Post by nobspeople »

[Replying to Purple Knight in post #9]
Perfect teams don't make mistakes.
With people involved there are no perfect teams if perfect means mistake free
“You know it in your gut sooner than your head can catch up,” she says.
I fail to see how this pertains to many bosses that taking more harsh stances against honest mistakes than they do against deliberate sabotage of others. I doubt I ever will see it. But there is water on Mars, so..... :?:
I tend to go for 2, that is, if it's not made-up.
To (ironically?) each their own!
But if it's 2, we do have to ask, is it morally wrong for God to be a jerk?
Or we can ask if macaroni gets larger on the moon. In other words, if god is real, what we ask is pretty much irrelevant and makes little difference to god (assuming, that is, god's 'set in its ways', as it were).
And okay, God is perfect, so he can't be wrong by definition.
Some would say.
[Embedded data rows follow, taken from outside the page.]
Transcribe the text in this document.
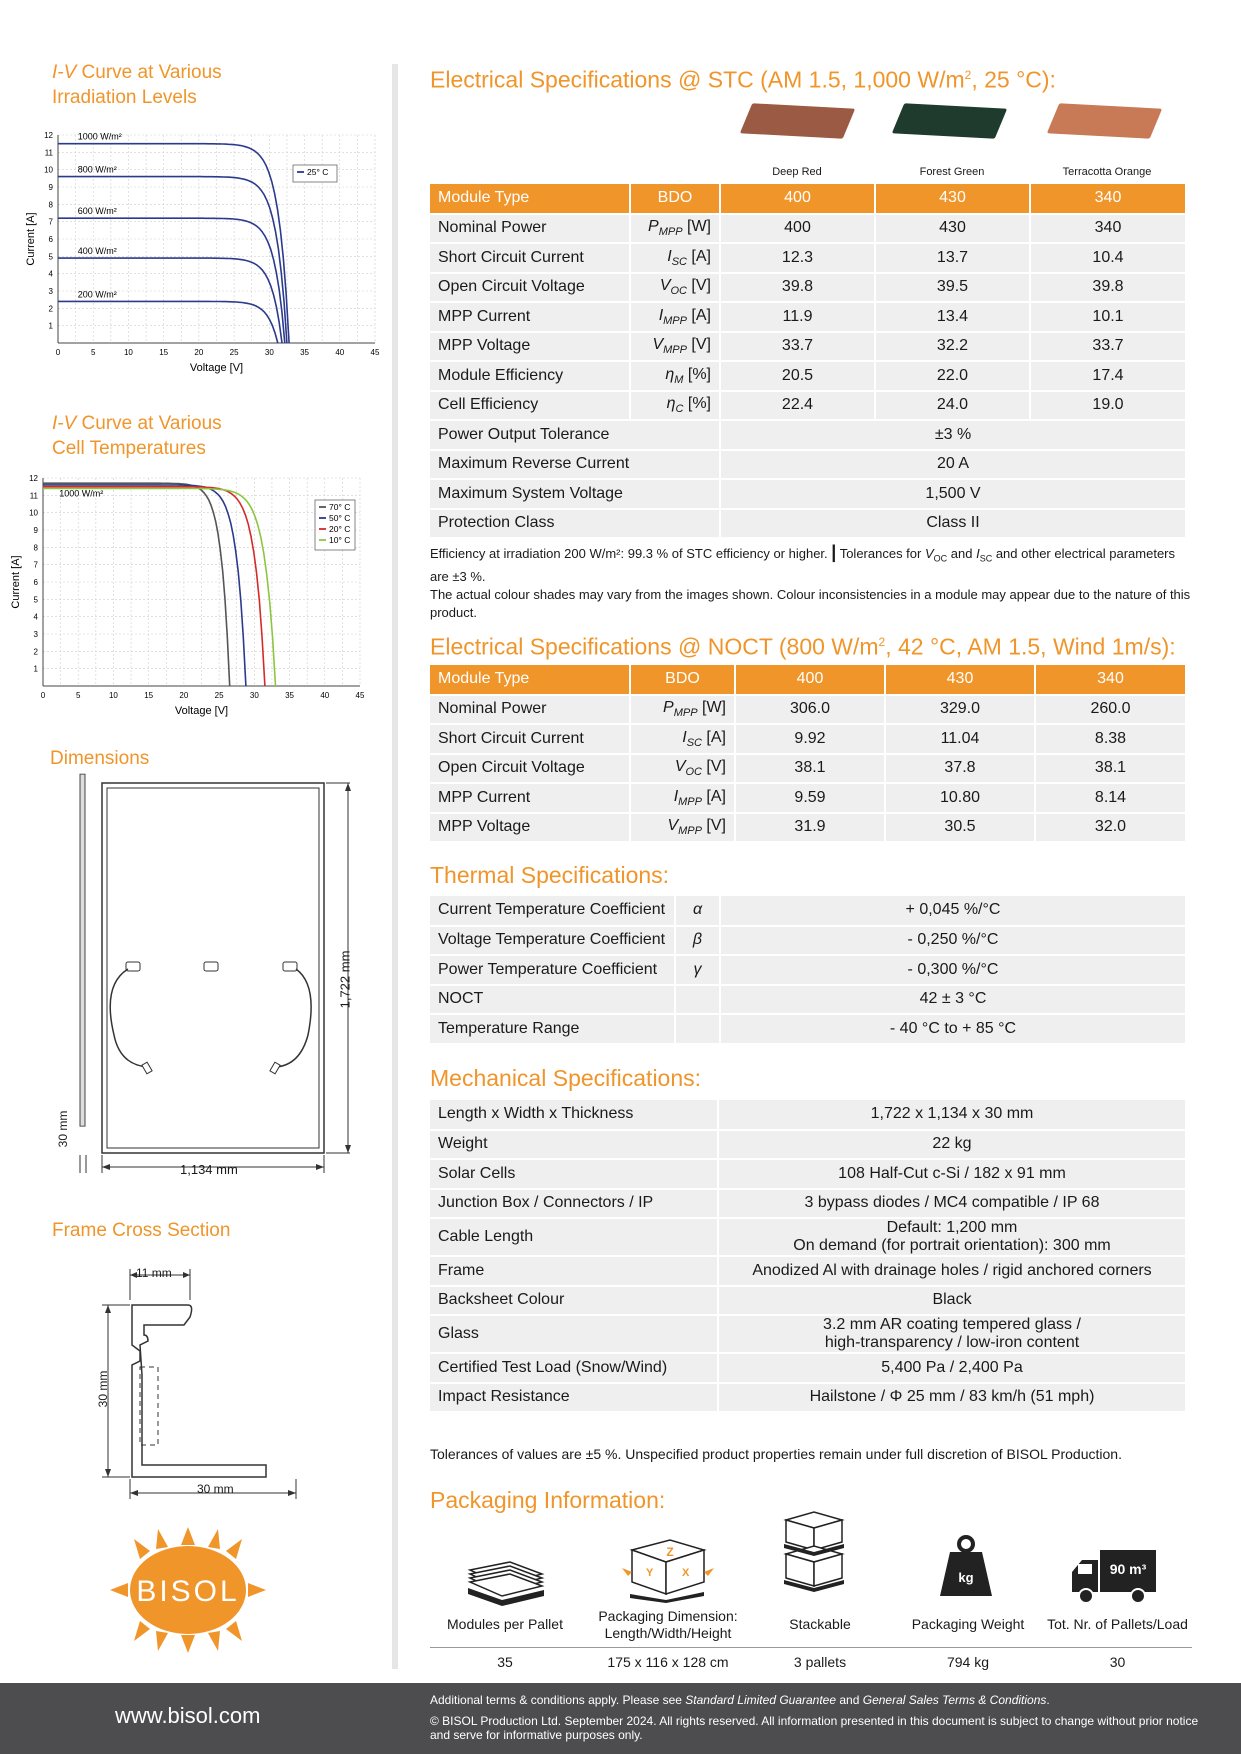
I-V Curve at Various
Irradiation Levels
0	5	10	15	20	25	30	35	40	45
1
2
3
4
5
6
7
8
9
10
11
12
Voltage [V]
Current [A]
1000 W/m²
800 W/m²
600 W/m²
400 W/m²
200 W/m²
25° C
I-V Curve at Various
Cell Temperatures
0	5	10	15	20	25	30	35	40	45
1
2
3
4
5
6
7
8
9
10
11
12
Voltage [V]
Current [A]
1000 W/m²
70° C
50° C
20° C
10° C
Dimensions
1,722 mm
1,134 mm
30 mm
Frame Cross Section
11 mm
30 mm
30 mm
BISOL
Electrical Specifications @ STC (AM 1.5, 1,000 $W/m^2$, 25 °C):
Deep Red	Forest Green	Terracotta Orange
Module Type	BDO	400	430	340
Nominal Power	$P_{MPP}$ [W]	400	430	340
Short Circuit Current	$I_{SC}$ [A]	12.3	13.7	10.4
Open Circuit Voltage	$V_{OC}$ [V]	39.8	39.5	39.8
MPP Current	$I_{MPP}$ [A]	11.9	13.4	10.1
MPP Voltage	$V_{MPP}$ [V]	33.7	32.2	33.7
Module Efficiency	$\eta_M$ [%]	20.5	22.0	17.4
Cell Efficiency	$\eta_C$ [%]	22.4	24.0	19.0
Power Output Tolerance		±3 %		
Maximum Reverse Current		20 A		
Maximum System Voltage		1,500 V		
Protection Class		Class II		
Efficiency at irradiation 200 W/m²: 99.3 % of STC efficiency or higher. | Tolerances for $V_{OC}$ and $I_{SC}$ and other electrical parameters are ±3 %.
The actual colour shades may vary from the images shown. Colour inconsistencies in a module may appear due to the nature of this product.
Electrical Specifications @ NOCT (800 $W/m^2$, 42 °C, AM 1.5, Wind 1m/s):
Module Type	BDO	400	430	340
Nominal Power	$P_{MPP}$ [W]	306.0	329.0	260.0
Short Circuit Current	$I_{SC}$ [A]	9.92	11.04	8.38
Open Circuit Voltage	$V_{OC}$ [V]	38.1	37.8	38.1
MPP Current	$I_{MPP}$ [A]	9.59	10.80	8.14
MPP Voltage	$V_{MPP}$ [V]	31.9	30.5	32.0
Thermal Specifications:
Current Temperature Coefficient	α	+ 0,045 %/°C
Voltage Temperature Coefficient	β	- 0,250 %/°C
Power Temperature Coefficient	γ	- 0,300 %/°C
NOCT		42 ± 3 °C
Temperature Range		- 40 °C to + 85 °C
Mechanical Specifications:
Length x Width x Thickness	1,722 x 1,134 x 30 mm

Weight	22 kg

Solar Cells	108 Half-Cut c-Si / 182 x 91 mm

Junction Box / Connectors / IP	3 bypass diodes / MC4 compatible / IP 68

Cable Length	Default: 1,200 mm
On demand (for portrait orientation): 300 mm

Frame	Anodized Al with drainage holes / rigid anchored corners

Backsheet Colour	Black

Glass	3.2 mm AR coating tempered glass /
high-transparency / low-iron content

Certified Test Load (Snow/Wind)	5,400 Pa / 2,400 Pa

Impact Resistance	Hailstone / Φ 25 mm / 83 km/h (51 mph)
Tolerances of values are ±5 %. Unspecified product properties remain under full discretion of BISOL Production.
Packaging Information:
Z
Y	X	kg
90 m³
Modules per Pallet	Packaging Dimension:
Length/Width/Height
Stackable	Packaging Weight	Tot. Nr. of Pallets/Load
35	175 x 116 x 128 cm	3 pallets	794 kg	30
www.bisol.com
Additional terms & conditions apply. Please see Standard Limited Guarantee and General Sales Terms & Conditions.
© BISOL Production Ltd. September 2024. All rights reserved. All information presented in this document is subject to change without prior notice and serve for informative purposes only.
This is probably why the 'free will' concept was created: as an excuse for god.
We've all seen people support god's decision to drown an entire planet (animals, babies, women in the middle of giving birth, et al) and defend such action without ever meeting anyone part of this equation. So no matter what definitions used or questions asked, god will ALWAYS be excused by its followers.
That's fine, but I'm not perfect, so it is wrong for me to be a jerk, so God can't help me be moral.
If that works for you, great! For me, it's slightly different. And that's OK, too!
Have a great, potentially godless, day!